Positionen
Schöne Natur und gesundes Essen
Die Mehrheit der Menschen lehnt Gentechnik auf Feldern und im Essen ab. Zu Recht: Die Folgen gentechnisch veränderter Lebensmittel sind nicht absehbar. Es ist zu befürchten, dass Allergien und die Resistenz gegen Medikamente zunehmen werden. Außerdem ist in den USA seit der Einführung der Gentechnik der Bedarf an Pflanzenschutzgiften gestiegen – was dem Boden und den Insekten schadet.

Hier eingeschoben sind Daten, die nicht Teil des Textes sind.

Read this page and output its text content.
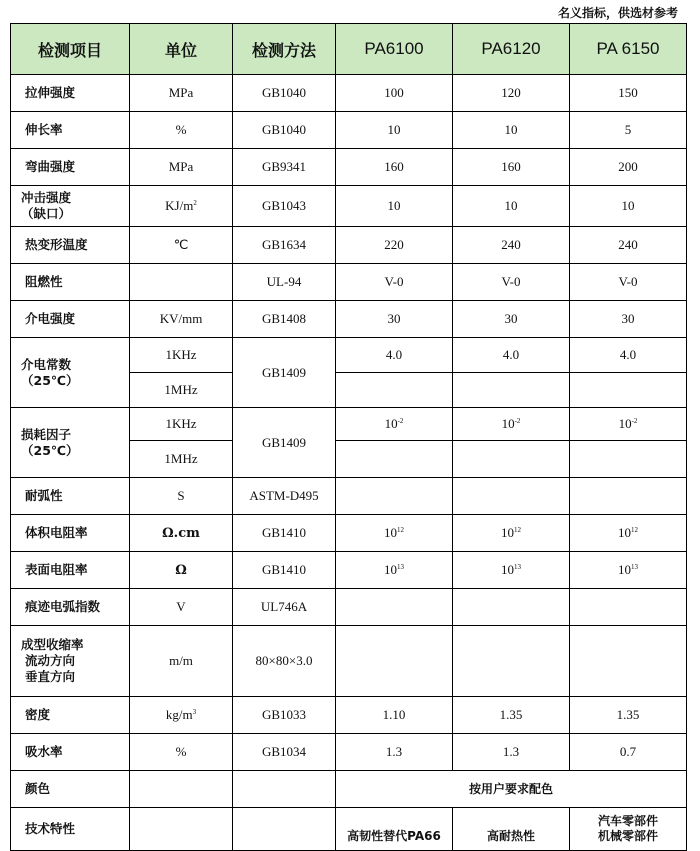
名义指标，供选材参考
检测项目	单位	检测方法	PA6100	PA6120	PA 6150
拉伸强度	MPa	GB1040	100	120	150
伸长率	%	GB1040	10	10	5
弯曲强度	MPa	GB9341	160	160	200

冲击强度
（缺口）	$KJ/m^2$	GB1043	10	10	10
热变形温度	℃	GB1634	220	240	240
阻燃性		UL-94	V-0	V-0	V-0
介电强度	KV/mm	GB1408	30	30	30

介电常数
（25℃）	1KHz	GB1409	4.0	4.0	4.0
	1MHz				

损耗因子
（25℃）	1KHz	GB1409	$10^{-2}$	$10^{-2}$	$10^{-2}$
	1MHz				
耐弧性	S	ASTM-D495			
体积电阻率	Ω.cm	GB1410	$10^{12}$	$10^{12}$	$10^{12}$
表面电阻率	Ω	GB1410	$10^{13}$	$10^{13}$	$10^{13}$
痕迹电弧指数	V	UL746A			

成型收缩率
流动方向
垂直方向	m/m	80×80×3.0			
密度	$kg/m^3$	GB1033	1.10	1.35	1.35
吸水率	%	GB1034	1.3	1.3	0.7
颜色			按用户要求配色		
技术特性			高韧性替代PA66	高耐热性	汽车零部件
机械零部件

Gentechnik breitet sich über Pollen unkontrolliert aus. Dies kann zu ungewollten Vermischungen mit anderen Pflanzen führen. Aus den USA wird bereits von sogenannten Superunkräutern berichtet. Auch gibt es Beispiele dafür, dass aufgrund der technischen Kreuzung von Pflanzen- und Tiergenen in einigen Regionen die Bienen aussterben – was fatal ist für die Pflanzenwelt. Ich will, dass NRW eine gentechnikfreie Zone wird. Ich lehne Gentechnik auch auf Versuchsflächen ab!
Die Verbrennung von Lebensmitteln in Biogasanlagen und der hohe Bedarf an Tierfutter führen dazu, dass es am wirtschaftlichsten und einfachsten für die Bauern ist, nur noch Mais anzubauen. Das führt zu Monokulturen, höherer Anfälligkeit durch Schädlinge, Artensterben und einer eintönigen Landschaft, die mühsam gewonnene Touristen wieder verscheucht.
Familiengeführte Bauernhöfe geraten immer mehr unter Druck: Die aufwändige und übertriebene Bürokratie der Europäischen Union bei den Flächenprämien motiviert den Wechsel in die industrielle Landwirtschaft. Industrielle Landwirtschaft aber belässt die Wertschöpfung nicht in der Region, schafft keine neuen Arbeitsplätze und es müssen Futtermitteln aus Ländern gekauft werden, in denen für Plantagen der für das Klima wichtige tropische Wald gefällt wird.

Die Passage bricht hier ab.